More recently several fatawa, or religious rulings, have been issued regarding women in combat. Nawaf al-Takruri’s Martyrdom Operations in the Legal Balance lists six rulings that allow women to participate in martyrdom operations.23.Cook, David, “Women Fighting in Jihad?”, Studies in Conflict and Terrorism, 28:375-284 (2005) In 1979, al-Qaeda founding member Abdullah Azzam, published the treatise Defence of the Muslim Lands, the First Obligation after Faith,24.https://english.religion.info/2002/02/01/document-defence-of-the-muslim-lands/ in which it is written that defensive jihad was a personal duty for every Muslim — including women.
The reactions of IS supporters to evidence of women fighting for the group varied. Some were angered by the use of female fighters: in an unlisted Telegram group, one supporter said “What has become of our caliphate? God help us.” However, anger was not the dominant reaction. Many male supporters felt shame rather than anger at the images of women fighting. On Facebook a common reaction was a ‘crying’ emoji, while comments on Facebook and Telegram include statements complaining about the situation women were in and how men had failed them.
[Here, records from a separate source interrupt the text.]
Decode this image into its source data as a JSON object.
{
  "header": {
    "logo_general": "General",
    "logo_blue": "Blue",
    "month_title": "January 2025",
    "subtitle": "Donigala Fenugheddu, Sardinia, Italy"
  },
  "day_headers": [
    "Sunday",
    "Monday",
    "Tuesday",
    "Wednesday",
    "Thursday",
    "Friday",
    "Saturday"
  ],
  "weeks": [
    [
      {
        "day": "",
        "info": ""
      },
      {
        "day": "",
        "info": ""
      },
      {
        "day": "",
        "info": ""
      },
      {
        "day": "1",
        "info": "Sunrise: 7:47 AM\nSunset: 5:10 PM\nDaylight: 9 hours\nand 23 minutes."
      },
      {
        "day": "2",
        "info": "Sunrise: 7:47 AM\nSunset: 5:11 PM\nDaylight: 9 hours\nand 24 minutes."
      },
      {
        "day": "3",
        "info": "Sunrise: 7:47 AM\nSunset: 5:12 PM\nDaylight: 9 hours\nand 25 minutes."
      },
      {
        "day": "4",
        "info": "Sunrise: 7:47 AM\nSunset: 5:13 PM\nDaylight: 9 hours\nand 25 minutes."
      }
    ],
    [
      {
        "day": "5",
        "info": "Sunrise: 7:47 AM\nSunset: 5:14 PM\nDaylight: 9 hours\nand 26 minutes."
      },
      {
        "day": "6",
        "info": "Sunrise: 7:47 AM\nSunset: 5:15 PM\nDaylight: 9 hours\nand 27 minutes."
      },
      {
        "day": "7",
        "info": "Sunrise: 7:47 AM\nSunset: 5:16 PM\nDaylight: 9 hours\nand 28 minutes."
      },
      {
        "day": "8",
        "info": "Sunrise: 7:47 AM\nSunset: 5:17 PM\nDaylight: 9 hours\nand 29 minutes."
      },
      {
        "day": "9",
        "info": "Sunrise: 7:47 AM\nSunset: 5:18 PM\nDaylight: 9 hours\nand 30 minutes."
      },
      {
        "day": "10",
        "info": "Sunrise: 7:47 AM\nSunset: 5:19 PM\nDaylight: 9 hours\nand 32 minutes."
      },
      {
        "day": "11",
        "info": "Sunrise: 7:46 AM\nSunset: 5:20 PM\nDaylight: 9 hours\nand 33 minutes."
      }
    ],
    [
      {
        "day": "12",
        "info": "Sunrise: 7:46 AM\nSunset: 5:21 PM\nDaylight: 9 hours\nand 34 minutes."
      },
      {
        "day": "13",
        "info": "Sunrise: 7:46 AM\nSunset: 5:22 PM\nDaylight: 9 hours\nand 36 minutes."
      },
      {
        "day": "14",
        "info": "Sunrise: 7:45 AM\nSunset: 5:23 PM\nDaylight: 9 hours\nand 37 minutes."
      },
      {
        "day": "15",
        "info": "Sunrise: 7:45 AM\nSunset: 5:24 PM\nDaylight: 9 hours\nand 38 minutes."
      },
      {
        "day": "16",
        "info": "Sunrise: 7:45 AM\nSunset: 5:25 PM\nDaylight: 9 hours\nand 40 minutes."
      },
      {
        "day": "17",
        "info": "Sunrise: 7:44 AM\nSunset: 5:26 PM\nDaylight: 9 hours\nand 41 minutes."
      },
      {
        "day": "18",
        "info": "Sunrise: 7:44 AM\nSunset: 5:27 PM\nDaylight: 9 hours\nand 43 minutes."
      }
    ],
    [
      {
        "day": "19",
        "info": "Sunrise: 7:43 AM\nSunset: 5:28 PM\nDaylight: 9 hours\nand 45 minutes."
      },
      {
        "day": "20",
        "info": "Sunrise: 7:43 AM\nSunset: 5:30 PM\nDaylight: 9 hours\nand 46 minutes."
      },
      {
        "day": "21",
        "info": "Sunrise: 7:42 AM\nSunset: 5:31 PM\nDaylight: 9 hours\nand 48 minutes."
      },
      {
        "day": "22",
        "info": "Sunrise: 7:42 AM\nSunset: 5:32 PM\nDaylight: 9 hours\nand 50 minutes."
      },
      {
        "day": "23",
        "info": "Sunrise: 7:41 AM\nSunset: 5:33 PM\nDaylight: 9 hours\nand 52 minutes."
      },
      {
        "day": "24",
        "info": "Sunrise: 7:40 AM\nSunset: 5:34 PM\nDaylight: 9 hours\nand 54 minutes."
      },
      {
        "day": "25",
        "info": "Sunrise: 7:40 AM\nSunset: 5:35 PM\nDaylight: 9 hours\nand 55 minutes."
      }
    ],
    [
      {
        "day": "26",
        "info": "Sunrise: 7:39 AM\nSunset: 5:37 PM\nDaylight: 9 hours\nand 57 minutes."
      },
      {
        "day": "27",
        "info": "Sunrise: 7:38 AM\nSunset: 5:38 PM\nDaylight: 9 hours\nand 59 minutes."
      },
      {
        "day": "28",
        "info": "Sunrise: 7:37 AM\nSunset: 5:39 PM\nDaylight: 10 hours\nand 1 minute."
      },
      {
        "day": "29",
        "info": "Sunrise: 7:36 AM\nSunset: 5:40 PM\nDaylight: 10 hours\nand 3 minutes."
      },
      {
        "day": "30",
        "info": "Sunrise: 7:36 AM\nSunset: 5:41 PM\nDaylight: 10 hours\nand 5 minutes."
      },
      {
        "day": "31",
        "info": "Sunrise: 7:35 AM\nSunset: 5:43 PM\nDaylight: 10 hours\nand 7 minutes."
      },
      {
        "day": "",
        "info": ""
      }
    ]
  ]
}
Many complained how this was a failure of the men of the caliphate, that they had failed to protect the women because these have been forced to take up arms.
Surprisingly, one of the most common reactions was positive. Pictures of women fighting were shared widely on Telegram and social media sites like Facebook with positive comments. Such comments included “bless the Martyrs of Jihad” and “God bless the men and women of the Caliphate.”On Facebook a common reaction was the ‘heart’ emoji, while some people even changed their cover photos to still images from “Inside the Khilafah 7” showing women on the frontlines. A nasheed (a form of vocal music which is popular in Islam) piece was uploaded to YouTube including a slideshow of images showing women fighting for IS.
Women had never before been shown in active combat by official IS media, but despite this change it is unlikely that women will start regularly participating in active combat — such a drastic shift seems unlikely in a group that is as conservative as IS. Even if their media has tentatively discussed the role of women combatants, the overall majority of female related content discussed their role in the home. Propaganda pictures and videos released since “Inside the Khilafah 7” have also shown no other signs of female combatants.
However, in light of their caliphate being defeated on the ground, and as IS continues its shift to an insurgency in Iraq and Syria, women within the group will likely seek out new roles. The domestic role which has been most strongly emphasised so far is less feasible without a physical caliphate. More likely, women will become increasingly active in support roles such as recruiting, financing, and logistics, as has been shown in Southeast Asia. Alongside this shift, one might see the return of female suicide bombers following the example set by AQI. Far from being rejected by its supporters, judging from the surprisingly positive reaction from them towards “Inside the Khilafah 7”, a more active role for women in IS would be welcomed by its base.